Regulation by Globally Acting Factors

Here we discuss how transcription can be regulated by essential factors at the site of promoter-proximal Pol II pausing.

Encoding the Change in the Static Genome

One genome must specify the entire structure and dynamics of the transcriptomes for in every cell, but the rules of how it does so remain obscure. It is evident, however, that promoters, including core promoter basal sequence elements such as the TATA box, initiator motif, Downstream Promoter Element, etc, do not merely serve as a passive platform for the binding of regulatory factors, but actively shape the outcomes of regulatory inputs (Butler and Kadonaga, 2002). Flexibility of promoters is fundamental and starts with bacteria: in E. coli, no single promoter, including for the highest expressed rRNA genes, contains a full consensus sequence of basal elements (Bervoets and Charlier, 2019). Instead, promoters are pre-wired to require additional inputs for highest-level transcription and thus to be inherently controllable. In eukaryotes, properties of promoters depend on the presence of distinct basal sequence elements (Butler and Kadonaga, 2002). Mechanisms for such selectivity may include preference for distinct cohorts of general transcription factors, localization within the nucleus, or interaction with enhancers (Juven-Gershon and Kadonaga, 2010; Zabidi et al., 2015; Russo et al., 2018).

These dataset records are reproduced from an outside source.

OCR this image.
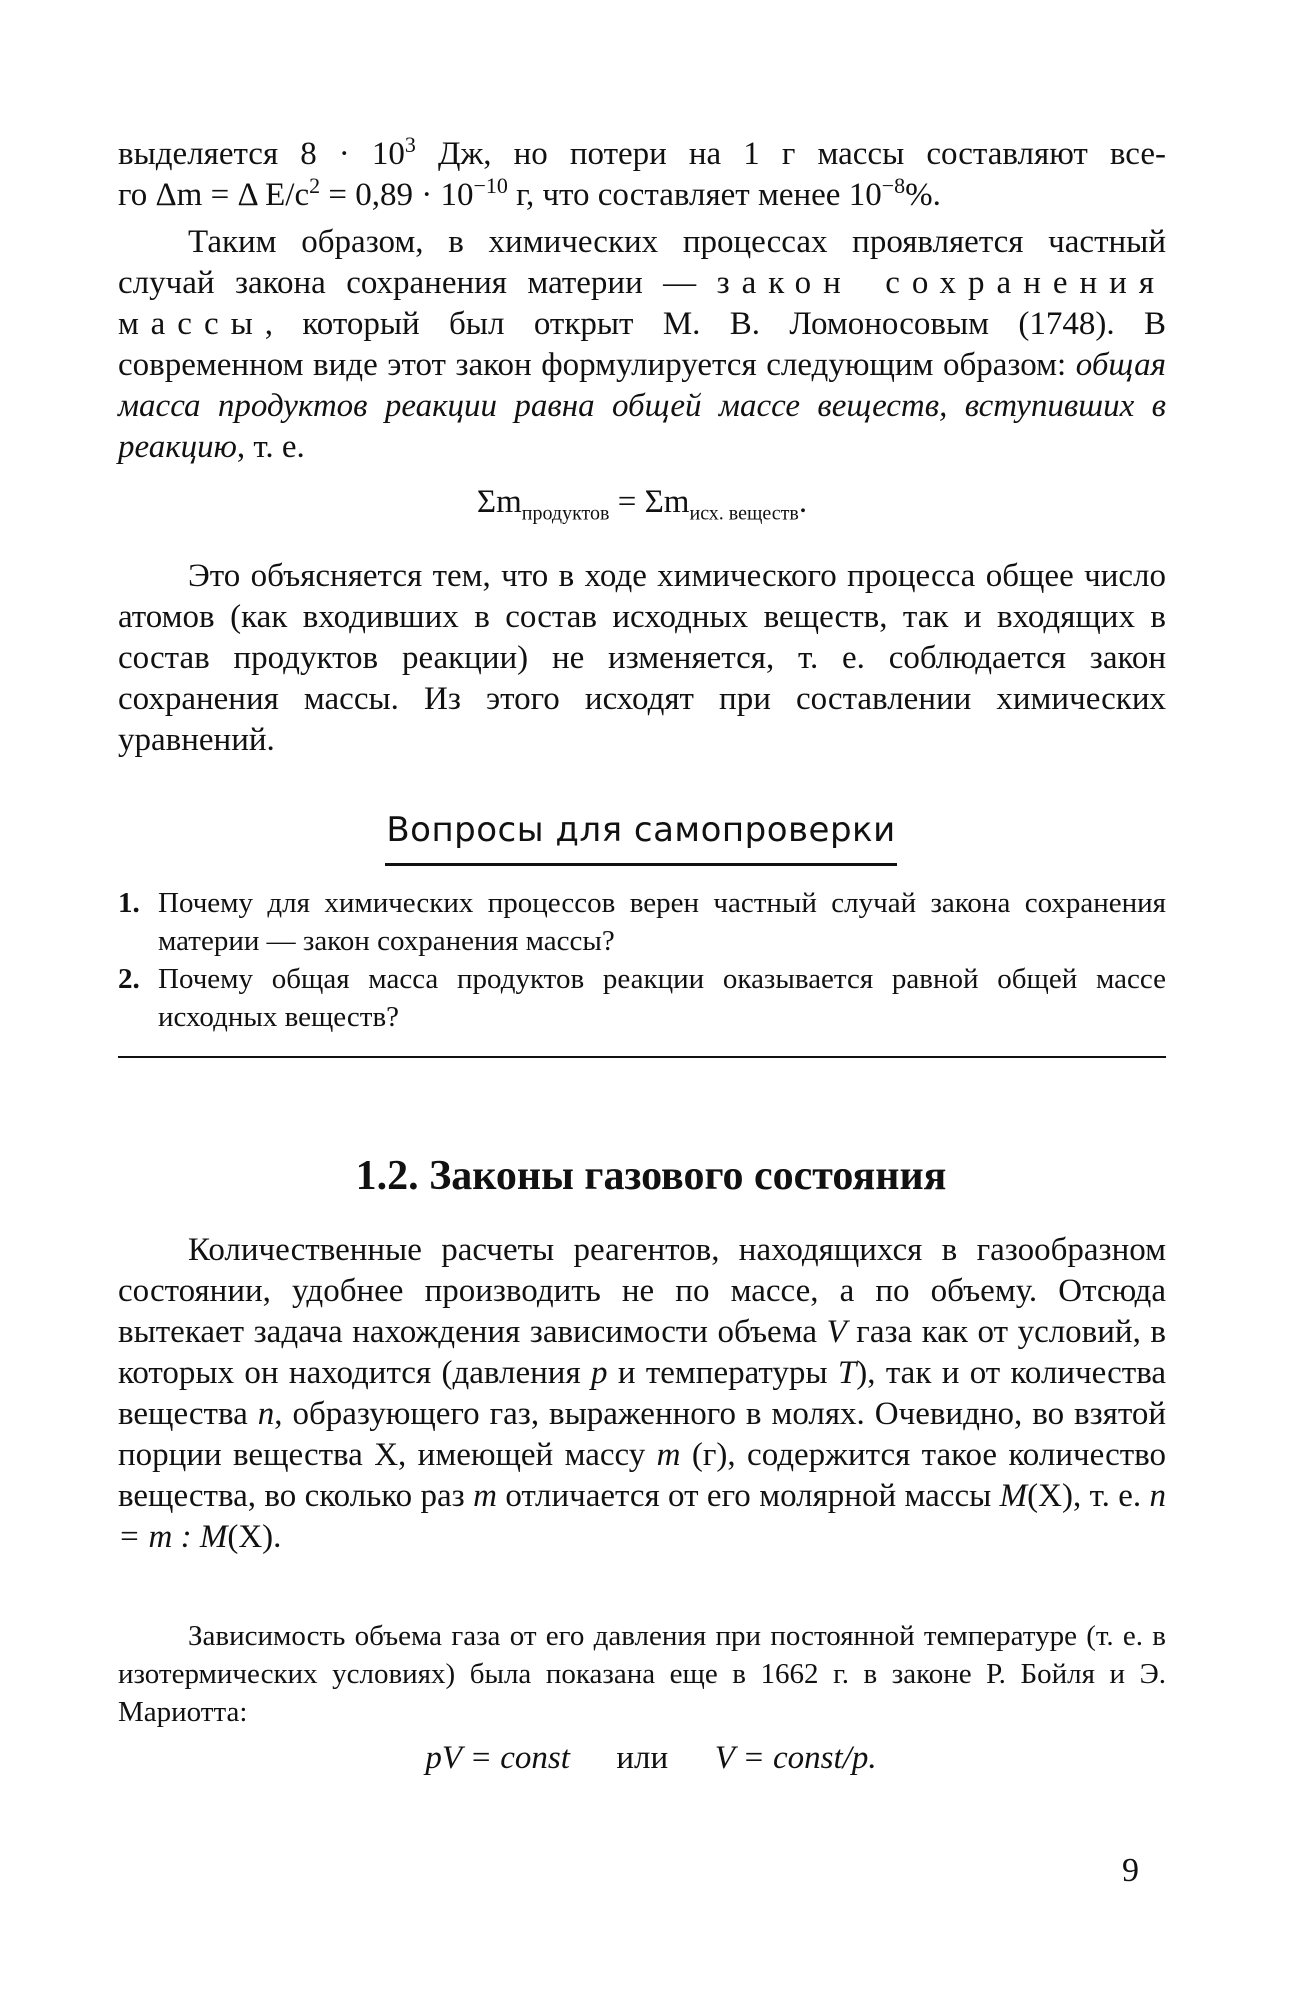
выделяется $8 \cdot 10^3$ Дж, но потери на 1 г массы составляют все-

го Δm = Δ $E/c^2 = 0,89 \cdot 10^{-10}$ г, что составляет менее $10^{-8}\%$.

Таким образом, в химических процессах проявляется частный случай закона сохранения материи — закон сохранения массы, который был открыт М. В. Ломоносовым (1748). В современном виде этот закон формулируется следующим образом: общая масса продуктов реакции равна общей массе веществ, вступивших в реакцию, т. е.

$\Sigma m_{продуктов} = \Sigma m_{исх. веществ}$.

Это объясняется тем, что в ходе химического процесса общее число атомов (как входивших в состав исходных веществ, так и входящих в состав продуктов реакции) не изменяется, т. е. соблюдается закон сохранения массы. Из этого исходят при составлении химических уравнений.

Вопросы для самопроверки
1. Почему для химических процессов верен частный случай закона сохранения материи — закон сохранения массы?
2. Почему общая масса продуктов реакции оказывается равной общей массе исходных веществ?
1.2. Законы газового состояния

Количественные расчеты реагентов, находящихся в газообразном состоянии, удобнее производить не по массе, а по объему. Отсюда вытекает задача нахождения зависимости объема V газа как от условий, в которых он находится (давления p и температуры T), так и от количества вещества n, образующего газ, выраженного в молях. Очевидно, во взятой порции вещества X, имеющей массу m (г), содержится такое количество вещества, во сколько раз m отличается от его молярной массы M(X), т. е. n = m : M(X).

Зависимость объема газа от его давления при постоянной температуре (т. е. в изотермических условиях) была показана еще в 1662 г. в законе Р. Бойля и Э. Мариотта:

pV = const или V = const/p.
9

Differences in core promoter properties should lead to differences in their responses to the same signal, thereby creating patterns that can be complex especially with multiple signals. In this regard, about ∼350 human genes were recently noted to contain 5′-untranslated regions (UTRs) that show conservation across vertebrates, especially among specific categories of homeobox genes, kinases and genes involved in neurogenesis (Zuccotti et al., 2020). Apart from differences between promoters, another question is whether and how the genome enables the same promoters to assume distinct regulatory states. In Drosophila, transcription start sites of regulatory genes contain sequences that favor both Pol II pausing and nucleosome binding at their transcription start sites (Gilchrist et al., 2010), which result in, respectively, active and repressed gene states. Housekeeping gene promoters, in contrast, do not contain these marks. By favoring mutually exclusive marks leading to distinct regulatory states, some promoters are intrinsically primed to be regulated. How these dynamic states are encoded in human promoters, which are highly enriched in CpG sequences, remains to be determined.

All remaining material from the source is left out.